伊藤浩之の春夏秋冬

いわき市遠野町に住む元市議会議員。1960年生まれ。最近は遠野和紙に関わる話題が多し。気ままに更新中。

最高賞取り消しは二重のいじめ 。自死の子の尊厳も大切にしなければと思います。

2016年10月18日 | 日記
 きょうニュースを聴いて悲しくなりました。

 青森県黒石市のお祭り黒石よされに関するニュースです。

 黒石よされは、阿波踊りなどとともに日本三大流し踊りの一つとされるそうで、全国的にも有名なお祭りのようです。つまりこのニュースを聴くまで、私は知らなかったということなんですが・・。

 このお祭りでは黒石よされ写真コンテストというものが1994年から行われているそうで、今年度の最高賞に内定していた写真が取り消されたというのです。

 その写真はこちら。




 はじけるような笑顔の少女。この少女の笑顔が、写真を最高賞に導いたようです。ところが、それが取り消されてしまった。

 理由は、この写真が撮られた時から10日後、この少女はいじめを苦にして自死していたのだというのです。

 その報道はこちらです。NHKのWEBNEWSから引きました。









 少女の遺書と思われるスマホアプリには、「1、2年のときで●の噂流したりそれを信じたりいじめてきたやつら、自分でわかると思います。もう、二度といじめたりしないでください。」とあったという。

 黒石よされ名誉大会長の黒石市長は、「被写体がそういう方で良いのか」「亡くなった人が被写体の作品を審査対象にするべきではない」などとコメントしているという。

 このコメントには少なくとも、いじめを原因に自死した人物は被写体としてはふさわしくないという、市長の思い込みがあるように思います。

 でも、一つにはこの子は、踊っていたその時に、いじめというつらすぎる現実を忘れて笑顔をみせていたのではないかと思われます。自死を覚悟して踊っていたという状況にはないのに、死亡したことをもって審査対象からはずすなんていうことは、この子の人生を否定することになってしまうんじゃないだろうか。

仮にそんな思いが心の片隅にあったとしても、踊るその一瞬に見せたこの子の輝きを、最高賞を取り消すという形で否定するべきではないと思います。

 もう一つは、自死の背後にいじめという問題があったとすれば、最高賞の取り消しという行為は、自死の責任を自死した本人に負わせることになり、その背後にあるいじめという問題を免罪することになるのではないかと思うのです。

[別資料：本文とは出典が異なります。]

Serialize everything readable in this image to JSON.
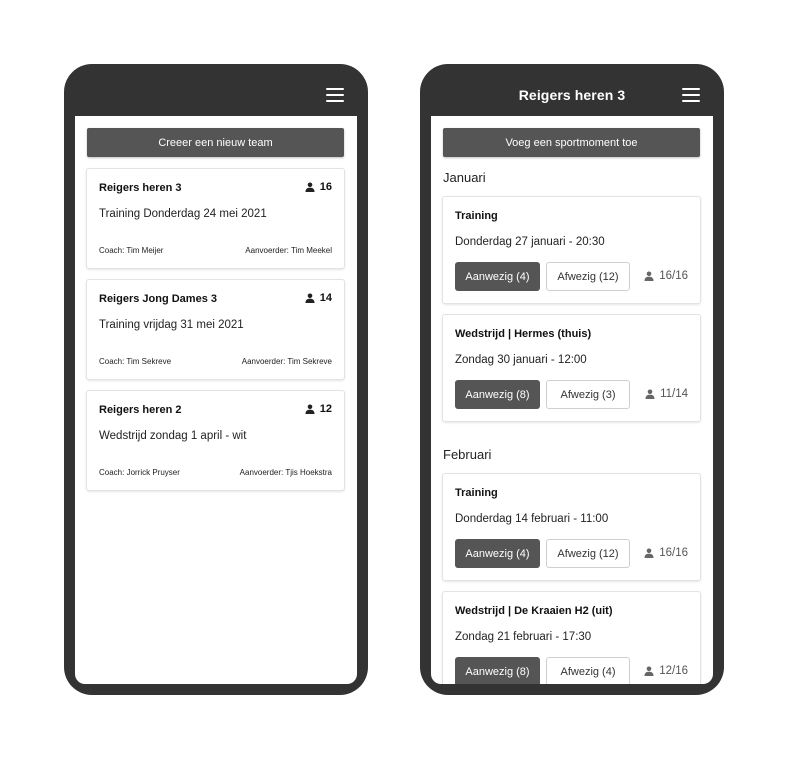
{
  "left_phone": {
    "new_team_label": "Creeer een nieuw team",
    "teams": [
      {
        "name": "Reigers heren 3",
        "members": "16",
        "event": "Training Donderdag 24 mei 2021",
        "coach": "Coach: Tim Meijer",
        "captain": "Aanvoerder: Tim Meekel"
      },
      {
        "name": "Reigers Jong Dames 3",
        "members": "14",
        "event": "Training vrijdag 31 mei 2021",
        "coach": "Coach: Tim Sekreve",
        "captain": "Aanvoerder: Tim Sekreve"
      },
      {
        "name": "Reigers heren 2",
        "members": "12",
        "event": "Wedstrijd zondag 1 april - wit",
        "coach": "Coach: Jorrick Pruyser",
        "captain": "Aanvoerder: Tjis Hoekstra"
      }
    ]
  },
  "right_phone": {
    "title": "Reigers heren 3",
    "add_moment_label": "Voeg een sportmoment toe",
    "months": [
      {
        "name": "Januari",
        "events": [
          {
            "title": "Training",
            "date": "Donderdag 27 januari - 20:30",
            "present": "Aanwezig (4)",
            "absent": "Afwezig (12)",
            "attendance": "16/16"
          },
          {
            "title": "Wedstrijd | Hermes (thuis)",
            "date": "Zondag 30 januari - 12:00",
            "present": "Aanwezig (8)",
            "absent": "Afwezig (3)",
            "attendance": "11/14"
          }
        ]
      },
      {
        "name": "Februari",
        "events": [
          {
            "title": "Training",
            "date": "Donderdag 14 februari - 11:00",
            "present": "Aanwezig (4)",
            "absent": "Afwezig (12)",
            "attendance": "16/16"
          },
          {
            "title": "Wedstrijd | De Kraaien H2 (uit)",
            "date": "Zondag 21 februari - 17:30",
            "present": "Aanwezig (8)",
            "absent": "Afwezig (4)",
            "attendance": "12/16"
          }
        ]
      }
    ]
  },
  "colors": {
    "phone_frame": "#333333",
    "primary_button": "#555555",
    "screen_background": "#ffffff"
  },
  "icons": {
    "menu": "hamburger-menu-icon",
    "members": "person-icon"
  }
}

 教育的配慮という言葉はあります。今回の場合も、いじめがあったとして、いじめていた子どもたちに配慮した措置なのかもしれません。でも、屈託のない笑顔がなかったことにする。そんなことでいいのだろうか。

 もしいじめていた(本人の自覚になくても)子どもたちがいたとして、こんな重大な事態になるとは思っていなかったかもしれません。実際にいじめがあったのか、なかったのか。私は知る立場にはありません。でも仮に、あくまで仮定ですが、いじめが自死の背景にあったとするなら、それを見逃した大人社会の問題と、いじめの加害者の責任という問題は免れないのではないか。ですから、いじめの加害者がいたとしたら、その対象となった子の自死を引き起こした過去に向き合い、その反省を活かして、人の命と尊厳を尊重する一人前の大人として成長していくことが求められると思います。

 今回のように、最高賞に選ばれた写真が自死(死亡)を理由にして取り消されたとするなら、この行為そのものがいじめを覆い隠すいちじくの葉としての役割を果たし、いじめに加担することになりはしないのか。大いに議論が必要でしょう。

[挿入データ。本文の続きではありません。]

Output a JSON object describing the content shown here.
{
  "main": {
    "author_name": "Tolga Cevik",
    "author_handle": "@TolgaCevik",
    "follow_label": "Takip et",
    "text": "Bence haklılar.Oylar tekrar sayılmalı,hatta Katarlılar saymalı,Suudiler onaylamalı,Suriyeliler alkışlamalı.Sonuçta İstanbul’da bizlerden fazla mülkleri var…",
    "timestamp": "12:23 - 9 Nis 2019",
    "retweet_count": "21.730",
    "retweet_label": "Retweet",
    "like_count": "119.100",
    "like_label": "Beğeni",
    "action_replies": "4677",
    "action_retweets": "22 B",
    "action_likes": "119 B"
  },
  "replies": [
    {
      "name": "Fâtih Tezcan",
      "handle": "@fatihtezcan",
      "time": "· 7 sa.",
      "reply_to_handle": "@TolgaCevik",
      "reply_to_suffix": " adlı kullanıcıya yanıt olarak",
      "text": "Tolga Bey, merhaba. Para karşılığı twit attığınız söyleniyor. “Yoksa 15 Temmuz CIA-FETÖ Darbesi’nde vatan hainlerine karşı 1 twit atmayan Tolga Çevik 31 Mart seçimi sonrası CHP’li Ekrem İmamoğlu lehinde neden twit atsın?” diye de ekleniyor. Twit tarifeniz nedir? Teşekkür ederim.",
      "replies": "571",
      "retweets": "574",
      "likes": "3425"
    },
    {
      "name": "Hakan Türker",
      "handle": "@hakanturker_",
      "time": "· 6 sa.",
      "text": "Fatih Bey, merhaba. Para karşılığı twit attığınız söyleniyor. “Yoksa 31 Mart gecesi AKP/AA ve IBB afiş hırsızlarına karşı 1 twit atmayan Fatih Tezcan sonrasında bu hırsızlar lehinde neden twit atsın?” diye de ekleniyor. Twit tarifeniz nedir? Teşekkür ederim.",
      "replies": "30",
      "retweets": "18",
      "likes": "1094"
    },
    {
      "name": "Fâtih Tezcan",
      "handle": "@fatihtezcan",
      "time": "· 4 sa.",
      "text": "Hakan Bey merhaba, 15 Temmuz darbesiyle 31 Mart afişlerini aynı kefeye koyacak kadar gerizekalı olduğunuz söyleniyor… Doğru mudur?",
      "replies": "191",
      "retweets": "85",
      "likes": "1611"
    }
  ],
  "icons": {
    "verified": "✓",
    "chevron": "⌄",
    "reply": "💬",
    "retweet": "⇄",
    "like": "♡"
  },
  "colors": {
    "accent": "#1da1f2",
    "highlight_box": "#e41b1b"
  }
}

 また意図はないのかもしれないけれど、事実上、大人社会がいじめを隠そうとすることによって、子どものいじめに加え大人のいじめへの加担という2重のいじめで、自死した子どもの尊厳をずたずたにしてしまうのではないだろうか。

 自死した子どもの心は、写真の笑顔にあらわれていると思います。その笑顔は、大好きな躍りを踊る喜びにあふれ、未来への希望に輝いていると思います。この笑顔に心がひかれるからこそ、写真が最高賞に選ばれたのでしょう。

その判断を、別の要素で覆すべきではないと思います。

 「娘の四十九日に賞をとったという連絡があり、元気な姿が写っていて喜んでいました。賞が取り消され残念ですが、一生懸命頑張って生きている娘の姿を見て、いじめをなくすきっかけにしてほしい」

 これがお父さんのコメントでした。最高賞の取り消しという措置を取り消す。それこそ必要な対応でないのかな・・。